From Wikipedia, the free encyclopedia
Jump to navigation Jump to search

A current sensor is a device that detects electric current in a wire, and generates a signal proportional to that current. The generated signal could be analog voltage or current or even a digital output. The generated signal can be then used to display the measured current in an ammeter, or can be store for further analysis in a data acquisition system, or can be used for the purpose of control.

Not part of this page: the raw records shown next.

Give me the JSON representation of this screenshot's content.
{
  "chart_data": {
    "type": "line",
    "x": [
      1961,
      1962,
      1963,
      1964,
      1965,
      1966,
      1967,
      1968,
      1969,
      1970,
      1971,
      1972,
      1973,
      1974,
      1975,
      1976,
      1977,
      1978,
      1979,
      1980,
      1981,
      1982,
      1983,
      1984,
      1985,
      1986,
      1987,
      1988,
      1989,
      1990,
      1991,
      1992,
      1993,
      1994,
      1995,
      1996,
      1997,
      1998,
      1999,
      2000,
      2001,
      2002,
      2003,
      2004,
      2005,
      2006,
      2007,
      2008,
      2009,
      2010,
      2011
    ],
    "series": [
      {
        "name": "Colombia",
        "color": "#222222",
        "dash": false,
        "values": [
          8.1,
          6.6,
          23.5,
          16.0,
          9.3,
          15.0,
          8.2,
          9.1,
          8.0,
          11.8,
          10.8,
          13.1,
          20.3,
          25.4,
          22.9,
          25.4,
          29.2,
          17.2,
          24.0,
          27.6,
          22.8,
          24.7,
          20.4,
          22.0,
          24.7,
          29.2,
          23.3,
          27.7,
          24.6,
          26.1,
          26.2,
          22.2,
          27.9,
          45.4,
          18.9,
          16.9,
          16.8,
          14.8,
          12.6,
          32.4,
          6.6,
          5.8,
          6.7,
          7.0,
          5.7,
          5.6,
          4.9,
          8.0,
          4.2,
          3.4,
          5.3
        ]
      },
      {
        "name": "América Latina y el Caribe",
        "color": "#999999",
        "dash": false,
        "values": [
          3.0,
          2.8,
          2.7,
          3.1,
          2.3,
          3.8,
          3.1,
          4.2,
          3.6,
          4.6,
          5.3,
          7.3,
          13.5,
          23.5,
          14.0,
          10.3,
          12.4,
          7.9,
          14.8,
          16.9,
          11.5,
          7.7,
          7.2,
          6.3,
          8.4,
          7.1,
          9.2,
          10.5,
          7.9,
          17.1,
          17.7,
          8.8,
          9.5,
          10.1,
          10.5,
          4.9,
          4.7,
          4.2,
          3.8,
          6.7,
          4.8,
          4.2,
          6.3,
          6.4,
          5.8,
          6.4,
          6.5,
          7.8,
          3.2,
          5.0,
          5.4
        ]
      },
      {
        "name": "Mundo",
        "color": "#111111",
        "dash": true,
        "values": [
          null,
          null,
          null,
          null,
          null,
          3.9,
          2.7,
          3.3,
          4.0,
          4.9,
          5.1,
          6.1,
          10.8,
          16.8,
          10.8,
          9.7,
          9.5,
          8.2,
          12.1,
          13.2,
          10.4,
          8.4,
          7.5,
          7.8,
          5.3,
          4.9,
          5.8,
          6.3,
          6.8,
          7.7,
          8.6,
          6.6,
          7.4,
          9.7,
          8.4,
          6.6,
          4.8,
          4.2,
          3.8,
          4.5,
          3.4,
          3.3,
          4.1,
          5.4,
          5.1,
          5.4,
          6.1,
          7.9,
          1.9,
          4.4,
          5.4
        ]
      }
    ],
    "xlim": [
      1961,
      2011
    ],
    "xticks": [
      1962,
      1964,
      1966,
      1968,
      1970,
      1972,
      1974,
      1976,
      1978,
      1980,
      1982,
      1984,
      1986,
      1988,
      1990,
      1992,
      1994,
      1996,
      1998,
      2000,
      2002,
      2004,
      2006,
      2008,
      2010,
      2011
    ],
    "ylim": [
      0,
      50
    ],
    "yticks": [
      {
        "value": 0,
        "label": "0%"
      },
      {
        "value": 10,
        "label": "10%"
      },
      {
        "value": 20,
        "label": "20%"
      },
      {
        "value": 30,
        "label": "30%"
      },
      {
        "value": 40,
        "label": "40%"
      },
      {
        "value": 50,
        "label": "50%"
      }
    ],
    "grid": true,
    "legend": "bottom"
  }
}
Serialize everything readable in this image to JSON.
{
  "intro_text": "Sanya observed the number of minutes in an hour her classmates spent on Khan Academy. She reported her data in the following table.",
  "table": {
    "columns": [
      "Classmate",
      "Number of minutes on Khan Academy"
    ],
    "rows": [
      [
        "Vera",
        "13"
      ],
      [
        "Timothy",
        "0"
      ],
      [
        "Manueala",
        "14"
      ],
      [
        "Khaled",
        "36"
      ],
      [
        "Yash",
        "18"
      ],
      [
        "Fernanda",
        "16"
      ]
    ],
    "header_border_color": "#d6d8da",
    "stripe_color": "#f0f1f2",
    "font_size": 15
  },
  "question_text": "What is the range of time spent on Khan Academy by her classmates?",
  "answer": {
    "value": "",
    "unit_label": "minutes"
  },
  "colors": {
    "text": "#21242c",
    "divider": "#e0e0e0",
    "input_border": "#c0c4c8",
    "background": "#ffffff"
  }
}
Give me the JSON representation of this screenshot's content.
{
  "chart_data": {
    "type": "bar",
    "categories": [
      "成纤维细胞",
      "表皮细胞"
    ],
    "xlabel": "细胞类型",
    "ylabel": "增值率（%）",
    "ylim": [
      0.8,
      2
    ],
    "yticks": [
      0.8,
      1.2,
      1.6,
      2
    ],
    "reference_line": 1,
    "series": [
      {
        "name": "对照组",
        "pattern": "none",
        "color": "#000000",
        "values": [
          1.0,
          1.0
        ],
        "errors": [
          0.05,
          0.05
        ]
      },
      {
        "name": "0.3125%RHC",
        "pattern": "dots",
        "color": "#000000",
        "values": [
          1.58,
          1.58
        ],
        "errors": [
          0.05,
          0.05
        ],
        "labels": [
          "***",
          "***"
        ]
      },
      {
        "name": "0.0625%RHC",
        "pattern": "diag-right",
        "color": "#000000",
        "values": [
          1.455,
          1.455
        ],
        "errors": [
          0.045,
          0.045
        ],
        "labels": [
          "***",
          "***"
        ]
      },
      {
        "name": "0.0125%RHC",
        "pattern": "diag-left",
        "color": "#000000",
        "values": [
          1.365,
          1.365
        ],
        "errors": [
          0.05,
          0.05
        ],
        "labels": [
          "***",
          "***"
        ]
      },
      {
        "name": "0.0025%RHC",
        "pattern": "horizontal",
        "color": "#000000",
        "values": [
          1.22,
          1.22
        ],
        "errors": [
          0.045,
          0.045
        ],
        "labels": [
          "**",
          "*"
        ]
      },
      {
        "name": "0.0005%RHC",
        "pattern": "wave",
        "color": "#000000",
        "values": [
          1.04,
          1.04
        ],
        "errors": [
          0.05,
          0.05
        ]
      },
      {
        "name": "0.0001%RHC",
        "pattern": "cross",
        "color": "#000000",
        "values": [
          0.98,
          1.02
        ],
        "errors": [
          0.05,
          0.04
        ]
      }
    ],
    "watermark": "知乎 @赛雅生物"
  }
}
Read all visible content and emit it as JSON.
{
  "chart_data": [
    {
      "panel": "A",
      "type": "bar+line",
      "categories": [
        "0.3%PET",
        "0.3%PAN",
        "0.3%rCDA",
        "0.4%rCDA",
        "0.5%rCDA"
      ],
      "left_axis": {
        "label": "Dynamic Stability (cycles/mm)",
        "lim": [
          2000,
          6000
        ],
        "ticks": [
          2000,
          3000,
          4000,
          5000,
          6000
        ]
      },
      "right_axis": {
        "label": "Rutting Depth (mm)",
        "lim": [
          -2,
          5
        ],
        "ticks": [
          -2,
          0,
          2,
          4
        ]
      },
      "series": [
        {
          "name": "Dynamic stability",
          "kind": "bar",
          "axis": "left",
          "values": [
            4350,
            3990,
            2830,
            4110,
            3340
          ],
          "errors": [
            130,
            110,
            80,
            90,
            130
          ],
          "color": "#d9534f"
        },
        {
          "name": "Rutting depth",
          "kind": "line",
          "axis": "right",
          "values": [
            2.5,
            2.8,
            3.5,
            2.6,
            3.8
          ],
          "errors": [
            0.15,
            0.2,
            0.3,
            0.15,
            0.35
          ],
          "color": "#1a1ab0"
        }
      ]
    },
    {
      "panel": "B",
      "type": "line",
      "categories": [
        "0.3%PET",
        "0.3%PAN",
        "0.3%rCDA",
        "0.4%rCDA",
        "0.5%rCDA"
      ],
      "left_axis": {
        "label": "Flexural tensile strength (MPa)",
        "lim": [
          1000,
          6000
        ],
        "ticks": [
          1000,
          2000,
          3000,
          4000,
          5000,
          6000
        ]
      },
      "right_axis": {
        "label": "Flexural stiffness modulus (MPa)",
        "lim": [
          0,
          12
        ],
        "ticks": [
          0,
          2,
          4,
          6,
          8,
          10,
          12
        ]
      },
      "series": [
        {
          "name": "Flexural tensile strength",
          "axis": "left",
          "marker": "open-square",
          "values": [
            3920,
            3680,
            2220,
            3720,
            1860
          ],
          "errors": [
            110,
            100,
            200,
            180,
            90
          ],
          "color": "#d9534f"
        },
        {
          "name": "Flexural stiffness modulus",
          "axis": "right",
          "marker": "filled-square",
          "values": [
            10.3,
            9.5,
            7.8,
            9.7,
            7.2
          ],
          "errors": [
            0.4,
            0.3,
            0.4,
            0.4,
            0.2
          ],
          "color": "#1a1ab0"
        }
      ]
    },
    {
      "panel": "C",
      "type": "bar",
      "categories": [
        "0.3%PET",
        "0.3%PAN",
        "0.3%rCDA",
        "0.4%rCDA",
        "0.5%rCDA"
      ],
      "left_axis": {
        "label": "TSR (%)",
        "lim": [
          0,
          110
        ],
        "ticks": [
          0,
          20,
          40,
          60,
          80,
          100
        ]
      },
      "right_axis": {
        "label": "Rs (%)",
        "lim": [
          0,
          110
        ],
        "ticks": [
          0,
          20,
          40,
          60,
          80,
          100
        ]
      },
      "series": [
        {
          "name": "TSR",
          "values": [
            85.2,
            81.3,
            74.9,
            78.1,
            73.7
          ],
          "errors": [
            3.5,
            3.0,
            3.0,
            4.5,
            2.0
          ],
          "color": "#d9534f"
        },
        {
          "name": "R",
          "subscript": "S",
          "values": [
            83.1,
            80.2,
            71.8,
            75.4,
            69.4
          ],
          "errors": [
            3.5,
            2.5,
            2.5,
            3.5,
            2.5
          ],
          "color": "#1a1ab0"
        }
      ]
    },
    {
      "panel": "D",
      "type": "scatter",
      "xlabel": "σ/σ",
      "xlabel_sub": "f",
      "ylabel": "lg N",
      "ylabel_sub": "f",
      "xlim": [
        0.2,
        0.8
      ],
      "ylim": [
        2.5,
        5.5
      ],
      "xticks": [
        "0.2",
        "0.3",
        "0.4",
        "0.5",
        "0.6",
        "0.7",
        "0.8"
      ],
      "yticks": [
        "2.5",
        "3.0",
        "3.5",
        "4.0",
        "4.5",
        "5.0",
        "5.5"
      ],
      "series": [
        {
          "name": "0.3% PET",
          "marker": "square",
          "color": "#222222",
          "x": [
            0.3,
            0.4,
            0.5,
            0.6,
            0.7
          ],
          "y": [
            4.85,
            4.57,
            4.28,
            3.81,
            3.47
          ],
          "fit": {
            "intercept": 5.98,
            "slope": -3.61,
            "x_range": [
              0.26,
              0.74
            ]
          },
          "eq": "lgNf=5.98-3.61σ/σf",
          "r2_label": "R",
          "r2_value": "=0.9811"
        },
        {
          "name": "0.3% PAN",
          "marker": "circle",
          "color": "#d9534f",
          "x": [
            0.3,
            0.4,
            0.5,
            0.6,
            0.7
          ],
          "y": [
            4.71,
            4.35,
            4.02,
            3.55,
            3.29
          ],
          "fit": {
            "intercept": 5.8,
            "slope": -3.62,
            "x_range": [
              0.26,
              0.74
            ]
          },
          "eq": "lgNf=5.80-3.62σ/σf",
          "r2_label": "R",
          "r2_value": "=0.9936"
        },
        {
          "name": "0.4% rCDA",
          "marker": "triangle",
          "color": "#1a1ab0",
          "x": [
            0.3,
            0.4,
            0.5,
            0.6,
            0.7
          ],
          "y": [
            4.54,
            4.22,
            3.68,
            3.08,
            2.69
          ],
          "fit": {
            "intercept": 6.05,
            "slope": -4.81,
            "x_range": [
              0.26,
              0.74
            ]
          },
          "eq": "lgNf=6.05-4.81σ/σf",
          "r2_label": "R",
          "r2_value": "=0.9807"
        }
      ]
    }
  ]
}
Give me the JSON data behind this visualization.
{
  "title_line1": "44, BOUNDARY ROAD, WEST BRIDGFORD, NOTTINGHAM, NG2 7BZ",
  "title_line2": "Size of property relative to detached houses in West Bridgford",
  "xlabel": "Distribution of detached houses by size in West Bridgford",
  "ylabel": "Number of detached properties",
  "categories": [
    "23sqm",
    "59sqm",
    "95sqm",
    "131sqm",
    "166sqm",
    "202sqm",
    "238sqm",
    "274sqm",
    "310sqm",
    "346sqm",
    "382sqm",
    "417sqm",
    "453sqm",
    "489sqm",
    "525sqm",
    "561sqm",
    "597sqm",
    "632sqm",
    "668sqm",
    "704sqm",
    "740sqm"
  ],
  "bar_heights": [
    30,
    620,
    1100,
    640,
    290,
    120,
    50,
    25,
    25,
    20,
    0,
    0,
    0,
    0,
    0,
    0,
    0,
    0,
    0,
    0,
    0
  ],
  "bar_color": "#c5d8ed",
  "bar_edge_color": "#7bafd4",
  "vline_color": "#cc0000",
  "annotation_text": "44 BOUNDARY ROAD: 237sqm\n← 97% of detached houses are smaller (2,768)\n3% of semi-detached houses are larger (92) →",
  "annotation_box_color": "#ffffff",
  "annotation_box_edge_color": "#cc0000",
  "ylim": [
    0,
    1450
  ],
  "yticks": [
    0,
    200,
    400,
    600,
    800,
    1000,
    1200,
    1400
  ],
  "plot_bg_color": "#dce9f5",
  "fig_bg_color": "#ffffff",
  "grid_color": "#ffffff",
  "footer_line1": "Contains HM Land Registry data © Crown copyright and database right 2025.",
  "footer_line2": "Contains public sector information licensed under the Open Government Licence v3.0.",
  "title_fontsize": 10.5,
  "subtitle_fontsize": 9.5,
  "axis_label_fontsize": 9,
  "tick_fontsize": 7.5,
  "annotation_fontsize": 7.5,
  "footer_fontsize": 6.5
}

The sensed current and the output signal can be:

  • Alternating current input,
    • analog output, which duplicates the wave shape of the sensed current.
    • bipolar output, which duplicates the wave shape of the sensed current.
    • unipolar output, which is proportional to the average or RMS value of the sensed current.
  • Direct current input,
    • unipolar, with a unipolar output, which duplicates the wave shape of the sensed current
    • digital output, which switches when the sensed current exceeds a certain threshold

Technologies[edit]

The Hall Effect current sensor is a type of current sensor which is based on the Hall Effect phenomenon discovered by Edwin Hall in 1879.

Hall Effect current sensors can measure all types of current signals (i.e. AC, DC, or pulsating current).

These sensors are currently being used widely in many industries because of their vast applications and the type of output they provide, which can be manipulated and can be used for various application.